Er wordt veel geschreven over het onderscheid tussen formeel en informeel leren. Hoewel we vaak benadrukken dat de werkelijkheid complexer is dan deze dichotomie doet vermoeden, blijven we toch formeel leren tegenover informeel leren plaatsen. Volgens hoogleraar Peter Sloep doen we er goed aan om dit onderscheid uitsluitend te reserveren voor de organisatie van het leren.
De blogpost van collega Peter Sloep over formeel en informeel leren van eind augustus heb ik aanvankelijk gemist. Gelukkig ben ik er via zijn blog op OpenU opnieuw op geattendeerd.
Peter pleit voor een duidelijk en eenvoudig onderscheid. Formeel leren is dan al het leren waarbij sprake is van een (sociaal) contract tussen een lerende en een (onderwijs- of opleidings)instituut:
- De lerende draagt de verantwoordelijkheid voor het leertraject over aan een andere partij.
- Die partij heeft mensen in dienst, en hanteert verschillende regels en beleid om het contract na te komen.

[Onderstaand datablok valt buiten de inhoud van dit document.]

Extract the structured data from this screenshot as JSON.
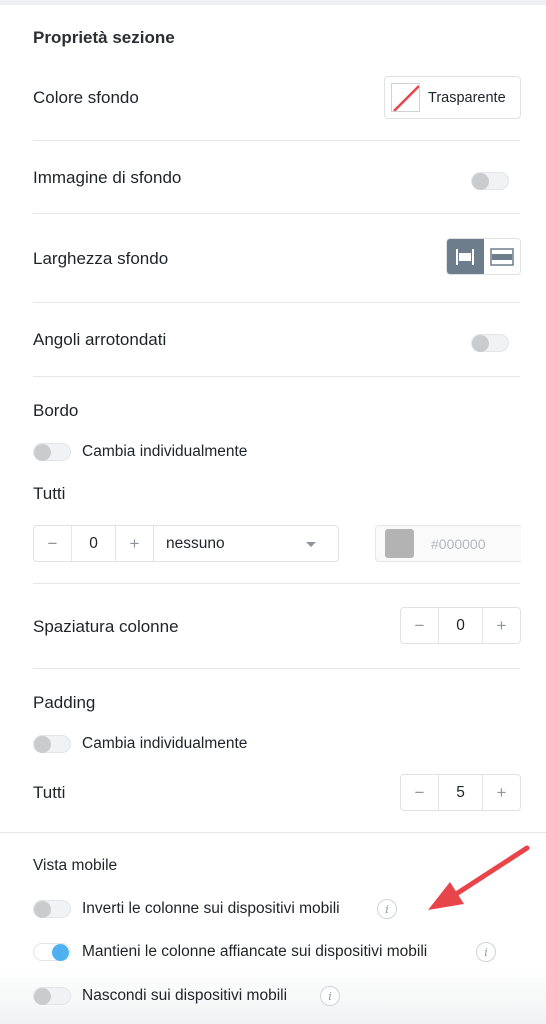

- Het contract impliceert dat de organisatie zich inspant om de lerende te faciliteren om te leren. Men geeft geen garanties af over leeruitkomsten.
- Er zijn andere belanghebbenden bij betrokken, zoals een overheid (bij het reguliere onderwijs) of een arbeidsorganisatie (bij bedrijfsopleidingen).
Informeel leren bevat dan alle vormen van intentioneel leren die niet formeel zijn. Er is geen sprake van een sociaal contract.
Peter schrijft verder:
The formal-informal dichotomy is about learning situations or settings, in which either the responsibility for one’s learning trajectory is contractually handed over to others or isn’t. The way people learn (learning theories) and what it is they learn (conceptions of knowledge) are independent of this.
De verantwoordelijkheid voor de organisatie van het leren wordt dus overgedragen, niet voor het leren zelf.
Ik herken wat Peter in een tweede blogpost schrijft: we hebben moeite met een dichotomie tussen formeel en informeel leren, maar toch blijven we formeel en informeel leren onderscheiden.
Apparently, we want to express a difference but are unable to do so with clarity.
Laten we dan toch maar helderheid proberen te scheppen, concludeert hij. Terecht benadrukt hij dat we daarbij een onderscheid moeten maken tussen hoe we leren, en hoe we het leren organiseren. En daar gaat het verschil tussen formeel en informeel leren dan over.
Ik vind dit wel een duidelijk onderscheid. Ik heb ook zelfgeorganiseerd leren wel eens afgezet tegen instituutsgeorganiseerd leren. Daarbij heb ik echter ook aangegeven dat er sprake kan zijn van mengvormen. Maar in feite gaat het dus om combinaties van formeel en informeel leren.
Eerder heb ik benadrukt dat vier aspecten van een leersituatie de mate van formaliteit beïnvloeden: proces, plaats en setting, doelen en leerinhoud. Je zou hierbij in feite moeten spreken over de mate van sturing (zelfsturing vs sturing door de organisatie). Het onderscheid informeel versus formeel leren is dan voorbehouden op de organisatie van het leren.
Peter’s uitwerking schept wat mij betreft dus helderheid. Als je zijn defintitie volgt, is serendipity learning overigens geen vorm van informeel leren. Informeel leren is namelijk intentioneel, terwijl serendipity learning ’toevallig’ plaats vindt.
Connectivisme MOOC’s zijn volgens Peter voorbeelden van informeel leren omdat lerenden geen banden (een sociaal contract) hebben met een organisatie. Behalve -voeg ik er graag aan toe- als men deelname gecertificeerd wil hebben. Dan gaat men namelijk wel een contract aan met de universiteit die de cMOOC faciliteert.
This content is published under the Attribution 3.0 Unported license.
En wat moeten we met deze wetenschap Wilfred?
Meer zuivere discussies voeren. Beter weten waar we het over hebben, bijvoorbeeld als we het hebben over het erkennen van de waarde van informeel leren. Niet meer praten over het formeel leren meer informeler maken. Dat soort dingen.